Spice Route Map (Source)
India is very popular for spices all around the world. We can say that India has a monopoly over spices as Kerala is a home of different and qualitative as well as a variety of spices. Irrespective of taste, it also helps people of Kerala to earn a living because spices are still a source of export, as Kerala is 'Spice Trade Hub'. Kerala is known as the spice garden of India as it has a variety of spices and is world-famous for it. 

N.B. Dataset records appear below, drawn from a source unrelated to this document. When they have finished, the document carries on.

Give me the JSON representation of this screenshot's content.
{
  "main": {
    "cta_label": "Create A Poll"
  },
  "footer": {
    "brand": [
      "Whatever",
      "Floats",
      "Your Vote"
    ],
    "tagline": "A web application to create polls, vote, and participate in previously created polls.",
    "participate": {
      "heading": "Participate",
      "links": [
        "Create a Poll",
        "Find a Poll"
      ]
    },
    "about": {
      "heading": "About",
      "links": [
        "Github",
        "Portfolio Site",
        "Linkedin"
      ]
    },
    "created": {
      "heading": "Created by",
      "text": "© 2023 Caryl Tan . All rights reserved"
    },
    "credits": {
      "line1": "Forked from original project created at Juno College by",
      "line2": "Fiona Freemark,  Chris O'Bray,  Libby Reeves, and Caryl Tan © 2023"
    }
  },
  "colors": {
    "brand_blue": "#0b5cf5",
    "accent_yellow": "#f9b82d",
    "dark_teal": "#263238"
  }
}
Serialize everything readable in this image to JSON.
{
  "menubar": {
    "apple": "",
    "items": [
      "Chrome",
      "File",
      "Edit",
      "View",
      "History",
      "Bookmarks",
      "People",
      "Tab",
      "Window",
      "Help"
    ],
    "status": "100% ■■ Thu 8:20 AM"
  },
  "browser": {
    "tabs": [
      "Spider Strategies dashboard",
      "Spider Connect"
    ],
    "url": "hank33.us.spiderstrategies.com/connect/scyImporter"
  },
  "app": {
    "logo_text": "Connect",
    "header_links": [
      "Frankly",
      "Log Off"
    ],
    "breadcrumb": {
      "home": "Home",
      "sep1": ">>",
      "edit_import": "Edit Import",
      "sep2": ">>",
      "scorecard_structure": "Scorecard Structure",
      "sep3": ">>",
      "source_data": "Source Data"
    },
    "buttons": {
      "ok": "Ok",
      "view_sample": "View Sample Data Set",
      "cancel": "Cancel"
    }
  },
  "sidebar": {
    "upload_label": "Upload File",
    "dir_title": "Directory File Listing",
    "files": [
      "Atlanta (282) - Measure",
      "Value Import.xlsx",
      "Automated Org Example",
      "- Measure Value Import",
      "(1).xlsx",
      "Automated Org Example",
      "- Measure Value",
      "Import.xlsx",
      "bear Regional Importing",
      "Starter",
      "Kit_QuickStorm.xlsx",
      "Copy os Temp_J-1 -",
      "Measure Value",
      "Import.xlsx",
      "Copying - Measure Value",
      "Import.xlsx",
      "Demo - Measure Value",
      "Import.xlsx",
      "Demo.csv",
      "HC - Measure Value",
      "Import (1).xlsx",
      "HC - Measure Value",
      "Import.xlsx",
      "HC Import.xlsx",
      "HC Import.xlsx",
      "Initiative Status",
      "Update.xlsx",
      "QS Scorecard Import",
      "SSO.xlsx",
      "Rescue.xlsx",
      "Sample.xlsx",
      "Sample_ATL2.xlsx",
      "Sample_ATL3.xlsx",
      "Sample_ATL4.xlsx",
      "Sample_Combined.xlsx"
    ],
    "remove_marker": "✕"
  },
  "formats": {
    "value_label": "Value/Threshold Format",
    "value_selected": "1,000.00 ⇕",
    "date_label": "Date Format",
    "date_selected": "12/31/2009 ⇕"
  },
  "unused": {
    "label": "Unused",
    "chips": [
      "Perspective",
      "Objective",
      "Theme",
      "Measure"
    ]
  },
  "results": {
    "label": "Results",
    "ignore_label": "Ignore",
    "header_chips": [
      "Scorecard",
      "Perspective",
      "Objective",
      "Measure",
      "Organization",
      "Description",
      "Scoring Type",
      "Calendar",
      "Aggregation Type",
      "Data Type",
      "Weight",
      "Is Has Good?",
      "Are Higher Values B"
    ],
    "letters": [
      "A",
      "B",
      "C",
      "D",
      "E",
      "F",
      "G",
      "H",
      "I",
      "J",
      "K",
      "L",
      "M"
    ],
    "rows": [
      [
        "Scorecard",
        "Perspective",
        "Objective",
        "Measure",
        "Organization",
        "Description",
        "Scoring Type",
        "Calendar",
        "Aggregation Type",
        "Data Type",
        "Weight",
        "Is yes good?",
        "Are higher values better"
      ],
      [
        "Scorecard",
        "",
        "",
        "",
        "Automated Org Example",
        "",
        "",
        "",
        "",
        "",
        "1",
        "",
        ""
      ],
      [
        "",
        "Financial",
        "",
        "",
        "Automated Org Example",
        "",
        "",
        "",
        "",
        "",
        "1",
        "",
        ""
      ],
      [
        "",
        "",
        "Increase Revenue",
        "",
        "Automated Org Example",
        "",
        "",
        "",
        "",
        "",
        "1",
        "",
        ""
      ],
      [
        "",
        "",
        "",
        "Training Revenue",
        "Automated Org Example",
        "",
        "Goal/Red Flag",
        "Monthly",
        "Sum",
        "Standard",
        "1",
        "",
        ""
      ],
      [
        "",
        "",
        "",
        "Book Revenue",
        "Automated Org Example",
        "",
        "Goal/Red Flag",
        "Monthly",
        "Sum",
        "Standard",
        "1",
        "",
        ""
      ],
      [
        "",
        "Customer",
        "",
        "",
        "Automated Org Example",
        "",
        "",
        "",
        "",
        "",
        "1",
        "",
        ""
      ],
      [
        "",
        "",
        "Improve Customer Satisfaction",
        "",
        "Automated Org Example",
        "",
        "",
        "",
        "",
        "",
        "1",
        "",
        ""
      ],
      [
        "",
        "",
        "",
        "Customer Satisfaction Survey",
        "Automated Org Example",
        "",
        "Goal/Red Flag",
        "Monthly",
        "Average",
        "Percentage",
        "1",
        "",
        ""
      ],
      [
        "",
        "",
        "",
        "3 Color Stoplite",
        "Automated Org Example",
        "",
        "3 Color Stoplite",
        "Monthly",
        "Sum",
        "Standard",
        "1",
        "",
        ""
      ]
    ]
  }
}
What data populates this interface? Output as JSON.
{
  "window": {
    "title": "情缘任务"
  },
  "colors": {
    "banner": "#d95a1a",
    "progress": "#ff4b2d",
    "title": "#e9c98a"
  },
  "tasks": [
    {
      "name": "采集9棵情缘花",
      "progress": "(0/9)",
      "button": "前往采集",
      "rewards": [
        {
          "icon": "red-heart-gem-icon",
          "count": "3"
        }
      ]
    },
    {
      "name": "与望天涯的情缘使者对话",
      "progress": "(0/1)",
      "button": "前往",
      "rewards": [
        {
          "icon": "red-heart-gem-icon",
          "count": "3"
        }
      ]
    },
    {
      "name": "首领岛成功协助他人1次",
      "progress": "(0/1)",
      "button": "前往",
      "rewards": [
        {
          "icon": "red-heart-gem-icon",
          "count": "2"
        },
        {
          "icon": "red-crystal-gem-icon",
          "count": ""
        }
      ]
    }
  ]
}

The major locations where these spices are cultivated in Kerala are- Idukki and Wayanad. The favourable conditions for these spices to grow include hot and humid climate with abundant moisture and loamy soil or alluvial soil. The two major seasons in Kerala are summers and monsoon. Since the summers in Kerala provide all the sufficient conditions, it becomes the best time for their cultivation.

History

  • The history of the spice trade in Kerala dates back to 3000 B.C. Even then, Kerala was the chief exporter of exotic and aromatic spices like Cardamom, black pepper cons, etc.
  • The people of Egypt and Babylonia were the first importers and door openers for Indian spices in the Middle East. 
  • Subsequently, Arabs stepped into the business of importing and selling Indian spices in Arab countries. By the end of the B.C. era, these exotic spices exported from Kerala reached the Greeks through their trade with the Egyptians. 
  • This exchange established the famous Spice trade route. It was a route which connected the Greco-Roman world to Asia, and more precisely, to India. Before the beginning of the Christian era, Indian spices like ginger, cardamom, cinnamon, black pepper and turmeric were already famous in the Western world by the name of ‘Eastern spices’. 
  • Soon, the Arabs commenced direct trading of spices from Kerala to the Arab countries. 
  • Later on, in 1498 Vasco Da Gama, a Portuguese traveller reached the shore of Calicut in the Western Ghats. Soon after this discovery of a sea route to Indian coastal areas, many Portuguese and Dutch sailors and businessmen landed on India and started to export the spices from the coasts of Kerala to their countries. 

Types of Spices

Source
There is a wide variety of Spices grown in Kerala. Not only do these spices enhance the taste of the food, but they also help keep the body healthy and help cure many health-related problems. Ayurveda explicitly encourages the use of these spices for medicinal purposes.
  • Black pepper, also known as “the king of spices”,  is recommended to cure medical conditions rising out of deficiency of Vitamins as it is rich in Vitamins. Black pepper is the dried berry of Plant Piper nigrum. It requires a hot and humid climate to grow, exactly what Kerala has.
  • Cinnamon is beneficial for repairing damaged tissues and helps fight infections. It is extracted from the barks of Cinnamomum Verum. The oil extracted from this bark has immense medicinal value and essential components that help heal the wounds and fight fungal infections. Due to warming efficacy, Cinnamon is used as an aphrodisiac.
  • Turmeric is an extensively used spice which imparts beautiful colour to the food, also helps fight skin infections, acne and boosts our immunity. Turmeric is a natural antiseptic, blood purifier and its commercial uses include dying.  
  • Cardamom “the queen of spices”, helps control blood pressure and improve digestion. It is called so because of its flavour and aroma. The High Ranges of Kerala is the home of Cardamom. Because of its pleasant aroma, it is also used in perfumery. 
  • Similarly, spices like ginger, clove and nutmeg impart aroma and distinct flavour to the food and also helps increase metabolism and cure many skin infections. Nutmeg is used as an important ingredient in toothpaste, face creams and even soaps. 
These were some of the spices known and grown in Kerala which are healthy, tasty and precious also. Kerala has a very close connection with spices and it will continue forever. Kerala is a basket of spices. Right from these known spices to spices like white pepper, star anise, vanilla and mace, almost all kinds of spices are grown, consumed and exported far across the sea and across the country as well. So, rightfully, Kerala is the spice garden of India.